I was taken to the Immigration and Boarder Authority where I experienced a truly Kafkaesque moment. We were presented with a form to sign which stated that I was due to be deported being suspected of residing in Israel illegally. When I pointed out that the only reason I was in Israel at all was that the IDF had kidnapped me and forcefully brought me into Israel on the orders of the government, the reply was that it did not matter who had brought me in, but that now I was there I was there without permission and so due for deportation. They were not amused by my laughter.

The regulations allowed for a rapid departure at their expense if I signed the form, but I was anxious not to be seen to recognize the Israeli law creating the blockade and therefore the basis for deportation.Then equally bizarrely, they stated that I could add whatever statement I wished to the form and could have a photocopy, so I added a clause stating that I did not recognize the legal basis for the deportation as it had no basis in international law, and duly signed.

Eventually the lawyers then arrived – really great people. I checked that my understanding of the law was correct and that if I had opted to go to court to appeal the deportation the result would have been the same and they confirmed I had it right. The IDF had smashed up the sat phone I had hired in front of me. I hope they will explain to the insurance company why they had not just taken it so that it could be returned later.

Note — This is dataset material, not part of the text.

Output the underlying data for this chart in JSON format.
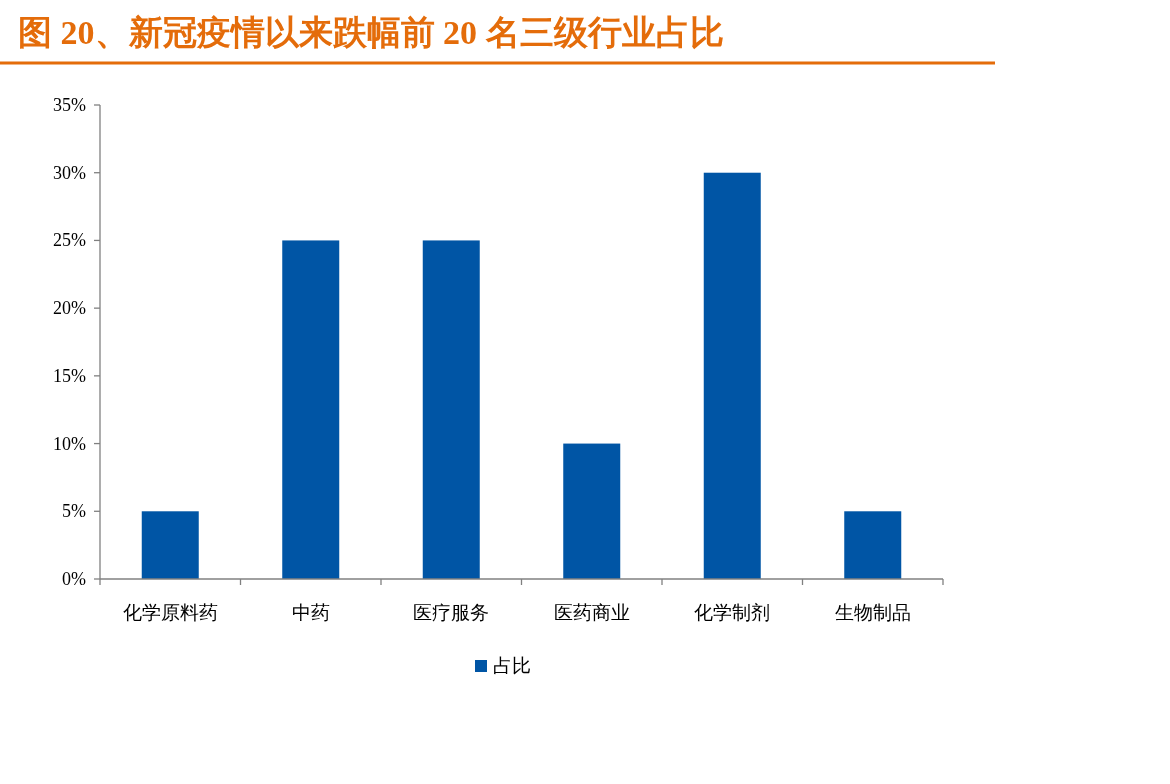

I was then taken to the detention centre at Ben Gurion airport. Again we and our luggage were all subject to yet more detailed searches. The smallness of the minds of those whose job it is day in and day out to carry out these numbing tasks can only be guessed at. Then, I was alone with Vash, banged up for the night – banged being a very appropriate word describing the door slam behind you. Having many times visited clients in detention or prison as a social worker it was odd indeed being on the other end but my complete self confidence in the absolute correctness of our principles and our understanding of international law never deserted me.

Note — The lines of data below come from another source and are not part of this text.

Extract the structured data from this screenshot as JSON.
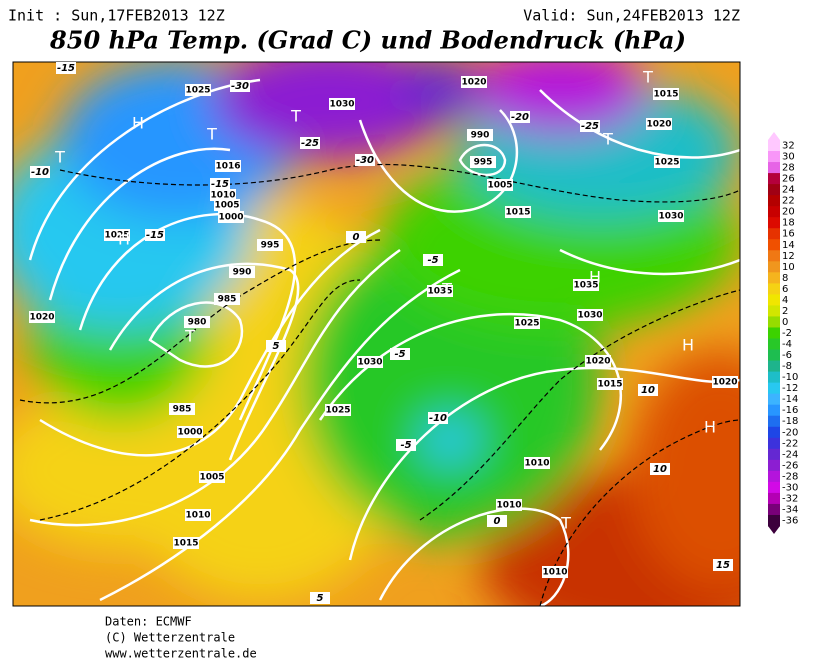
{
  "header": {
    "init": "Init : Sun,17FEB2013 12Z",
    "valid": "Valid: Sun,24FEB2013 12Z",
    "title": "850 hPa Temp. (Grad C) und Bodendruck (hPa)"
  },
  "colorbar": {
    "labels": [
      32,
      30,
      28,
      26,
      24,
      22,
      20,
      18,
      16,
      14,
      12,
      10,
      8,
      6,
      4,
      2,
      0,
      -2,
      -4,
      -6,
      -8,
      -10,
      -12,
      -14,
      -16,
      -18,
      -20,
      -22,
      -24,
      -26,
      -28,
      -30,
      -32,
      -34,
      -36
    ],
    "colors": [
      "#ffc8ff",
      "#f896f8",
      "#e664e6",
      "#b4003c",
      "#a00014",
      "#b40000",
      "#c80000",
      "#dc0a00",
      "#e63200",
      "#f05000",
      "#f07814",
      "#f0961e",
      "#f5b41e",
      "#f5d214",
      "#f0e600",
      "#d2e600",
      "#96dc00",
      "#3cd200",
      "#28c828",
      "#1ebe50",
      "#1eb48c",
      "#1ebec8",
      "#28c8f0",
      "#3cb4ff",
      "#2896ff",
      "#1e6ef0",
      "#1e46e6",
      "#3c32dc",
      "#6428d2",
      "#8c1ed2",
      "#b414dc",
      "#d20ae6",
      "#b400b4",
      "#780078",
      "#3c003c"
    ]
  },
  "map": {
    "labels": [
      {
        "text": "1025",
        "kind": "isobar"
      },
      {
        "text": "1030",
        "kind": "isobar"
      },
      {
        "text": "1020",
        "kind": "isobar"
      },
      {
        "text": "990",
        "kind": "isobar"
      },
      {
        "text": "995",
        "kind": "isobar"
      },
      {
        "text": "1005",
        "kind": "isobar"
      },
      {
        "text": "1015",
        "kind": "isobar"
      },
      {
        "text": "1016",
        "kind": "isobar"
      },
      {
        "text": "1010",
        "kind": "isobar"
      },
      {
        "text": "1005",
        "kind": "isobar"
      },
      {
        "text": "1000",
        "kind": "isobar"
      },
      {
        "text": "995",
        "kind": "isobar"
      },
      {
        "text": "990",
        "kind": "isobar"
      },
      {
        "text": "985",
        "kind": "isobar"
      },
      {
        "text": "980",
        "kind": "isobar"
      },
      {
        "text": "985",
        "kind": "isobar"
      },
      {
        "text": "1000",
        "kind": "isobar"
      },
      {
        "text": "1005",
        "kind": "isobar"
      },
      {
        "text": "1010",
        "kind": "isobar"
      },
      {
        "text": "1015",
        "kind": "isobar"
      },
      {
        "text": "1025",
        "kind": "isobar"
      },
      {
        "text": "1030",
        "kind": "isobar"
      },
      {
        "text": "1035",
        "kind": "isobar"
      },
      {
        "text": "1025",
        "kind": "isobar"
      },
      {
        "text": "1030",
        "kind": "isobar"
      },
      {
        "text": "1020",
        "kind": "isobar"
      },
      {
        "text": "1015",
        "kind": "isobar"
      },
      {
        "text": "1010",
        "kind": "isobar"
      },
      {
        "text": "1010",
        "kind": "isobar"
      },
      {
        "text": "1010",
        "kind": "isobar"
      },
      {
        "text": "1020",
        "kind": "isobar"
      },
      {
        "text": "1025",
        "kind": "isobar"
      },
      {
        "text": "1020",
        "kind": "isobar"
      },
      {
        "text": "1025",
        "kind": "isobar"
      },
      {
        "text": "1030",
        "kind": "isobar"
      },
      {
        "text": "1015",
        "kind": "isobar"
      },
      {
        "text": "1035",
        "kind": "isobar"
      },
      {
        "text": "1020",
        "kind": "isobar"
      },
      {
        "text": "-15",
        "kind": "temp"
      },
      {
        "text": "-30",
        "kind": "temp"
      },
      {
        "text": "-25",
        "kind": "temp"
      },
      {
        "text": "-20",
        "kind": "temp"
      },
      {
        "text": "-10",
        "kind": "temp"
      },
      {
        "text": "-15",
        "kind": "temp"
      },
      {
        "text": "-15",
        "kind": "temp"
      },
      {
        "text": "-5",
        "kind": "temp"
      },
      {
        "text": "0",
        "kind": "temp"
      },
      {
        "text": "5",
        "kind": "temp"
      },
      {
        "text": "-5",
        "kind": "temp"
      },
      {
        "text": "5",
        "kind": "temp"
      },
      {
        "text": "-10",
        "kind": "temp"
      },
      {
        "text": "-5",
        "kind": "temp"
      },
      {
        "text": "0",
        "kind": "temp"
      },
      {
        "text": "10",
        "kind": "temp"
      },
      {
        "text": "10",
        "kind": "temp"
      },
      {
        "text": "15",
        "kind": "temp"
      },
      {
        "text": "-30",
        "kind": "temp"
      },
      {
        "text": "-25",
        "kind": "temp"
      },
      {
        "text": "H",
        "kind": "center"
      },
      {
        "text": "T",
        "kind": "center"
      },
      {
        "text": "T",
        "kind": "center"
      },
      {
        "text": "T",
        "kind": "center"
      },
      {
        "text": "H",
        "kind": "center"
      },
      {
        "text": "T",
        "kind": "center"
      },
      {
        "text": "H",
        "kind": "center"
      },
      {
        "text": "T",
        "kind": "center"
      },
      {
        "text": "H",
        "kind": "center"
      },
      {
        "text": "T",
        "kind": "center"
      },
      {
        "text": "T",
        "kind": "center"
      },
      {
        "text": "H",
        "kind": "center"
      },
      {
        "text": "T",
        "kind": "center"
      }
    ]
  },
  "footer": {
    "lines": [
      "Daten: ECMWF",
      "(C) Wetterzentrale",
      "www.wetterzentrale.de"
    ]
  }
}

Despite asking for water I was left without a drink for 12 hours. When I asked again in the morning I was told to drink the tap water – which was warm. Later they provided a cup of tea and a roll and a towel, so I was able to shower. The officers who were to take me to the airport were Ethiopian Jews and were required to put me in ankle cuffs for the journey. I told them it was not at all necessary – they were rather embarrassed and apologized but said they were obliged to use them. At least they carried my bag to the minibus. I was taken directly to the plane on the tarmac and had to climb a metal staircase up to the access, the cuff chain clanking on the steps – reminded me of Winton Marsarlis’s song about the chain gangs.

They removed the cuffs out of sight of the other passengers and then another Kafqeresque moment when I am welcomed aboard by the chief steward as any other passenger, informed that there will be a meal and drinks provided and wished me a comfortable journey! There was sophisticated inflight entertainment – it was a Boeing 777 – but there was no news service at all, very odd, I was in an El Al bubble.

I didn’t think anyone at home knew of my flight arrival time as I didn’t know it until I was on the plane, but the lawyers must have told Miri and it was absolutely great, in fact overwhelming, to be greeted by Vanessa and a welcome party of close friends – amazing, what a two days, never to be forgotten.

Its fantastic coming back to amazing support that’s buzzing. I’m overwhelmed with the results I think it was really successful. We made our point to the world very powerfully that there are probably hundreds of thousands of Jews around the world who are appalled at the Israeli policies to the Palestinians; the violations of their humanity and their human rights.